System C Healthcare wins IT contract with Isle of Man
System C Healthcare has been selected by the Isle of Man government department of health and social security, or DHSS, to provide an island-wide healthcare IT service. The UK-based clinical information systems and services provider will install software solutions at the Nobles hospital in Douglas and throughout the island's community care service settings to provide a fully integrated clinical care support service (CCSS). The contract is in three phases, with an estimated value of GBP 7.5m (EUR 11.1m) over seven years. The bulk of the software is expected to be delivered in 2007 and 2008. At Nobles' Hospital, System C will provide its MedWay electronic patient record system to manage all clinical and administrative requirements. MedWay comprises an advanced patient administration system (PAS) and a clinical workstation with test results, orders, clinical noting, correspondence, integrated x-ray viewing and clinical data collection and analysis. System C will also provide a range of integrated departmental solutions including document tracking, maternity, pharmacy, theatres, prescribing, and accident and emergency. Its HealthData Manager suite will provide statistical and management reporting facilities, and links to both new and existing specialist systems will be provided using the Rhapsody interface engine, which will grant clinicians working across the island access to electronic care pathways through the CCSS.

People news

GSK hires new head of infectious diseases research centre
UK pharmaceutical company, GlaxoSmithKline (GSK), has appointed Dr Zhi Hong to lead the Infectious Diseases Centre of Excellence for Drug Discovery (ID CEDD).
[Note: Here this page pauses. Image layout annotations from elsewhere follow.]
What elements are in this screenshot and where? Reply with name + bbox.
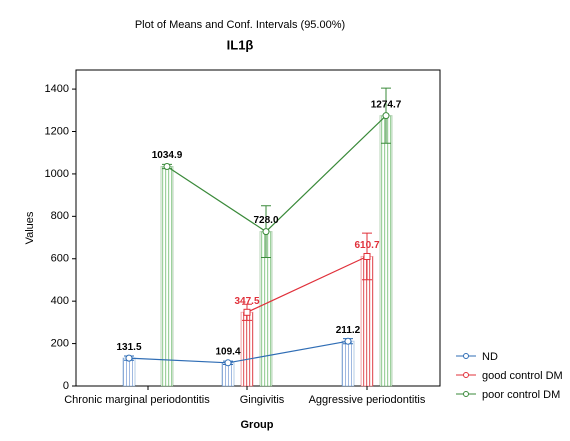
legend-label: ND [482,351,498,363]
chart-title: Plot of Means and Conf. Intervals (95.00… [135,19,345,31]
mean-marker [163,163,171,171]
x-tick-label: Gingivitis [240,394,285,406]
chart-subtitle: IL1β [227,37,254,52]
y-tick-label: 400 [51,295,69,307]
plot-frame [75,69,441,387]
y-tick-label: 600 [51,253,69,265]
mean-marker [262,228,270,236]
legend-label: good control DM [482,370,563,382]
mean-marker [363,252,371,260]
y-tick-label: 200 [51,337,69,349]
bar [160,166,174,387]
y-tick-label: 1400 [45,83,69,95]
data-label: 131.5 [116,342,141,353]
mean-line [246,255,368,313]
data-label: 1034.9 [152,150,183,161]
x-tick-label: Chronic marginal periodontitis [64,394,210,406]
bar [341,340,355,387]
x-tick-label: Aggressive periodontitis [309,394,426,406]
bar [240,311,254,387]
legend-marker [463,353,469,359]
data-label: 347.5 [234,296,259,307]
y-tick-label: 0 [63,380,69,392]
mean-marker [125,354,133,362]
legend-marker [463,372,469,378]
mean-marker [382,112,390,120]
bar [379,115,393,387]
legend-label: poor control DM [482,389,560,401]
data-label: 109.4 [215,346,240,357]
x-axis-label: Group [241,419,274,431]
data-label: 1274.7 [371,99,402,110]
y-tick-label: 800 [51,210,69,222]
data-label: 728.0 [253,215,278,226]
mean-line [166,115,387,233]
data-label: 610.7 [354,240,379,251]
mean-marker [224,359,232,367]
y-tick-label: 1000 [45,168,69,180]
y-axis-label: Values [24,211,36,244]
data-label: 211.2 [336,325,361,336]
bar [122,357,136,387]
mean-marker [344,337,352,345]
mean-marker [243,308,251,316]
y-tick-label: 1200 [45,125,69,137]
legend-marker [463,391,469,397]
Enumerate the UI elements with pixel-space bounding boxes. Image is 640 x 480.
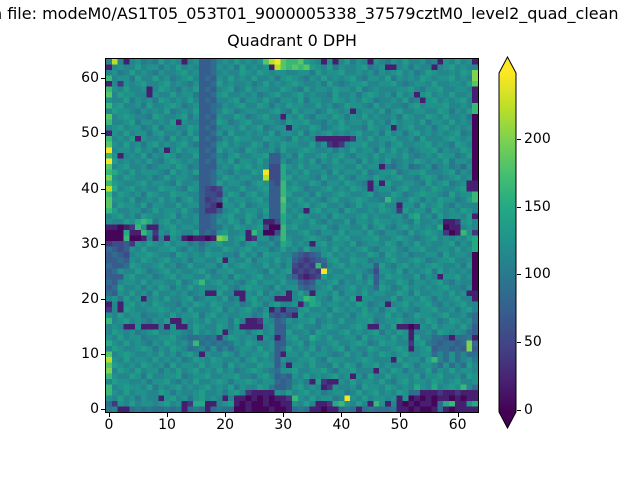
y-tick-mark xyxy=(101,188,105,190)
plot-title: Quadrant 0 DPH xyxy=(227,31,357,50)
x-tick-label: 0 xyxy=(104,417,114,433)
x-tick-mark xyxy=(457,413,459,417)
x-tick-mark xyxy=(225,413,227,417)
y-tick-mark xyxy=(101,78,105,80)
colorbar-tick-mark xyxy=(517,274,521,276)
colorbar-tick-label: 0 xyxy=(524,401,533,418)
colorbar-tick-label: 50 xyxy=(524,334,542,351)
colorbar-tick-mark xyxy=(517,206,521,208)
heatmap-image xyxy=(106,59,478,412)
x-tick-mark xyxy=(108,413,110,417)
y-tick-mark xyxy=(101,354,105,356)
colorbar-tick-mark xyxy=(517,342,521,344)
x-tick-label: 60 xyxy=(448,417,467,433)
x-tick-label: 20 xyxy=(216,417,235,433)
x-tick-label: 10 xyxy=(158,417,176,433)
heatmap-plot-area xyxy=(105,58,479,413)
y-tick-mark xyxy=(101,298,105,300)
colorbar-gradient xyxy=(498,55,517,430)
x-tick-mark xyxy=(167,413,169,417)
figure-suptitle: h file: modeM0/AS1T05_053T01_9000005338_… xyxy=(0,4,619,23)
x-tick-mark xyxy=(399,413,401,417)
x-tick-label: 40 xyxy=(332,417,351,433)
y-tick-label: 60 xyxy=(81,70,99,87)
colorbar-tick-label: 150 xyxy=(524,198,551,215)
x-tick-label: 30 xyxy=(274,417,293,433)
x-tick-label: 50 xyxy=(390,417,409,433)
colorbar-tick-label: 100 xyxy=(524,266,551,283)
y-tick-label: 10 xyxy=(81,346,99,363)
y-tick-label: 20 xyxy=(81,290,99,307)
y-tick-label: 30 xyxy=(81,235,99,252)
y-tick-label: 40 xyxy=(81,180,99,197)
y-tick-label: 50 xyxy=(81,125,99,142)
x-tick-mark xyxy=(341,413,343,417)
y-tick-mark xyxy=(101,243,105,245)
y-tick-label: 0 xyxy=(90,401,99,418)
x-tick-mark xyxy=(283,413,285,417)
y-tick-mark xyxy=(101,133,105,135)
colorbar-tick-mark xyxy=(517,138,521,140)
colorbar-tick-mark xyxy=(517,409,521,411)
y-tick-mark xyxy=(101,409,105,411)
colorbar-tick-label: 200 xyxy=(524,130,551,147)
colorbar xyxy=(498,55,517,430)
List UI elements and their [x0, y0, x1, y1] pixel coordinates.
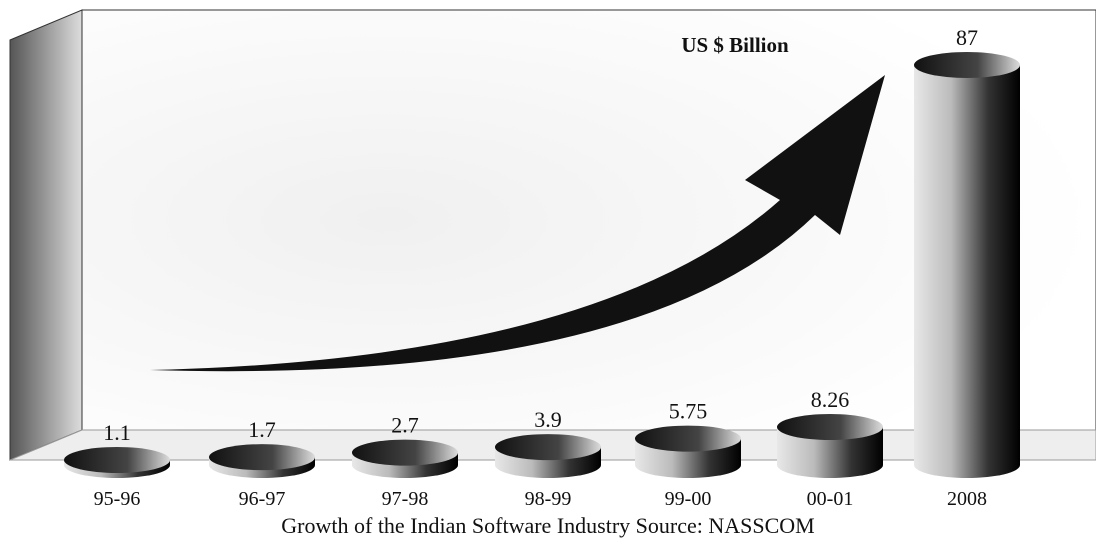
- x-tick-label: 96-97: [239, 488, 286, 510]
- bar-top: [352, 440, 458, 466]
- value-label: 5.75: [669, 399, 708, 424]
- page: {"chart_data": {"type": "bar", "unit_lab…: [0, 0, 1096, 549]
- x-tick-label: 00-01: [807, 488, 854, 510]
- x-tick-label: 97-98: [382, 488, 429, 510]
- value-label: 2.7: [391, 413, 419, 438]
- x-tick-label: 98-99: [525, 488, 572, 510]
- value-label: 8.26: [811, 387, 850, 412]
- bar-top: [209, 444, 315, 470]
- caption: Growth of the Indian Software Industry S…: [281, 513, 814, 538]
- chart: US $ Billion Growth of the Indian Softwa…: [0, 0, 1096, 549]
- value-label: 1.1: [103, 420, 131, 445]
- bar-top: [914, 52, 1020, 78]
- bar-top: [64, 447, 170, 473]
- value-label: 3.9: [534, 407, 562, 432]
- value-label: 87: [956, 25, 978, 50]
- x-tick-label: 95-96: [94, 488, 141, 510]
- x-tick-label: 99-00: [665, 488, 712, 510]
- bar: [914, 65, 1020, 478]
- x-tick-label: 2008: [947, 488, 987, 510]
- bar-top: [495, 434, 601, 460]
- bar-top: [635, 426, 741, 452]
- unit-label: US $ Billion: [681, 33, 789, 57]
- value-label: 1.7: [248, 417, 276, 442]
- bar-top: [777, 414, 883, 440]
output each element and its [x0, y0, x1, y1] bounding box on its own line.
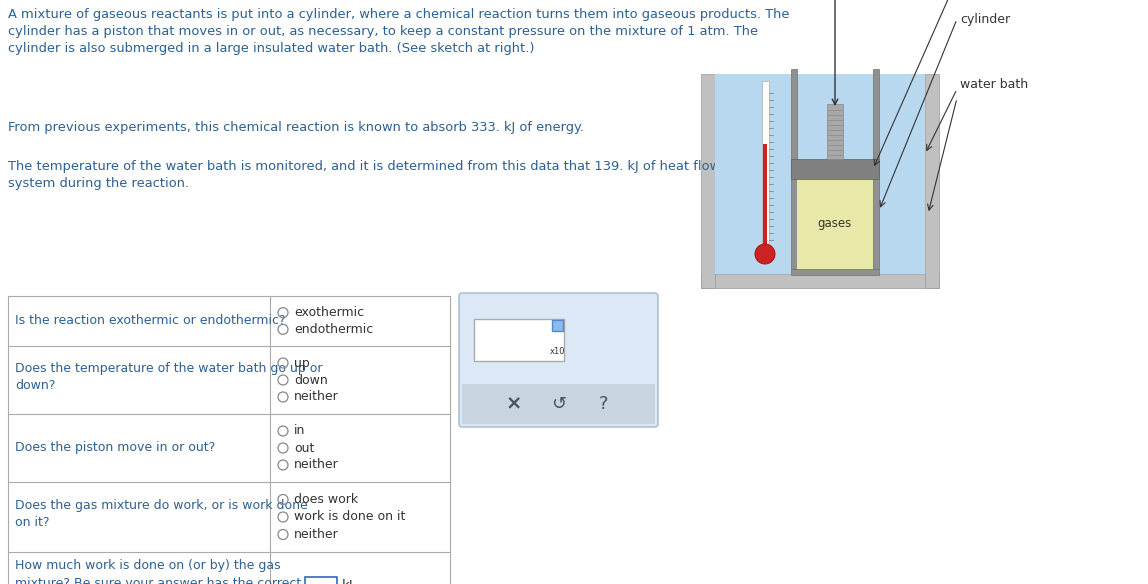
Bar — [791, 269, 879, 275]
Text: kJ: kJ — [342, 579, 354, 584]
Bar — [761, 81, 768, 250]
Text: neither: neither — [294, 528, 339, 541]
Bar — [701, 74, 715, 288]
Text: up: up — [294, 356, 310, 370]
Text: A mixture of gaseous reactants is put into a cylinder, where a chemical reaction: A mixture of gaseous reactants is put in… — [8, 8, 790, 55]
Bar — [872, 69, 879, 269]
Text: From previous experiments, this chemical reaction is known to absorb 333. kJ of : From previous experiments, this chemical… — [8, 121, 584, 134]
Bar — [827, 104, 843, 159]
Bar — [474, 319, 564, 361]
Bar — [925, 74, 939, 288]
Text: endothermic: endothermic — [294, 323, 373, 336]
Text: down: down — [294, 374, 327, 387]
Text: ↺: ↺ — [551, 395, 566, 413]
Text: gases: gases — [817, 217, 852, 231]
Bar — [715, 74, 925, 274]
Text: The temperature of the water bath is monitored, and it is determined from this d: The temperature of the water bath is mon… — [8, 160, 796, 190]
Circle shape — [755, 244, 775, 264]
Bar — [305, 577, 338, 584]
Bar — [791, 69, 797, 269]
Text: ×: × — [505, 395, 521, 413]
Text: out: out — [294, 442, 315, 454]
Text: Does the gas mixture do work, or is work done
on it?: Does the gas mixture do work, or is work… — [15, 499, 308, 529]
Text: Does the temperature of the water bath go up or
down?: Does the temperature of the water bath g… — [15, 362, 323, 392]
Text: x10: x10 — [550, 347, 566, 356]
Bar — [461, 384, 656, 424]
FancyBboxPatch shape — [459, 293, 658, 427]
Text: cylinder: cylinder — [960, 12, 1010, 26]
Bar — [701, 274, 939, 288]
Text: ?: ? — [599, 395, 608, 413]
Text: work is done on it: work is done on it — [294, 510, 405, 523]
Bar — [552, 320, 563, 331]
Text: does work: does work — [294, 493, 358, 506]
Text: water bath: water bath — [960, 78, 1029, 91]
Text: How much work is done on (or by) the gas
mixture? Be sure your answer has the co: How much work is done on (or by) the gas… — [15, 559, 301, 584]
Text: Does the piston move in or out?: Does the piston move in or out? — [15, 442, 216, 454]
Text: neither: neither — [294, 391, 339, 404]
Bar — [763, 144, 767, 249]
Text: Is the reaction exothermic or endothermic?: Is the reaction exothermic or endothermi… — [15, 315, 286, 328]
Text: in: in — [294, 425, 305, 437]
Bar — [791, 159, 879, 179]
Bar — [797, 179, 872, 269]
Text: exothermic: exothermic — [294, 306, 364, 319]
Text: neither: neither — [294, 458, 339, 471]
Hong, who will take up the new role from 23 April 2007, is currently executive vice-president and CSO of Ardea Biosciences, a US biopharmaceutical company focused on the discovery and development of targeted small molecule drugs to treat viral diseases, cancer and inflammation. He earlier served as vice-president and head of research at Valeant Pharmaceuticals International, where he built up the discovery group to eventually lead the entire research group of around 120 staff to support activities from target selection through phase II clinical studies, with an emphasis on infectious diseases. Previously, he worked in various research and management roles at the Schering-Plough Research Institute. GSK is creating ID CEDD to integrate and coordinate the mid-stage infectious-diseases R&D organisation, which will focus on building an innovative pipeline through both internal efforts and extensive alliances with other companies and research institutions.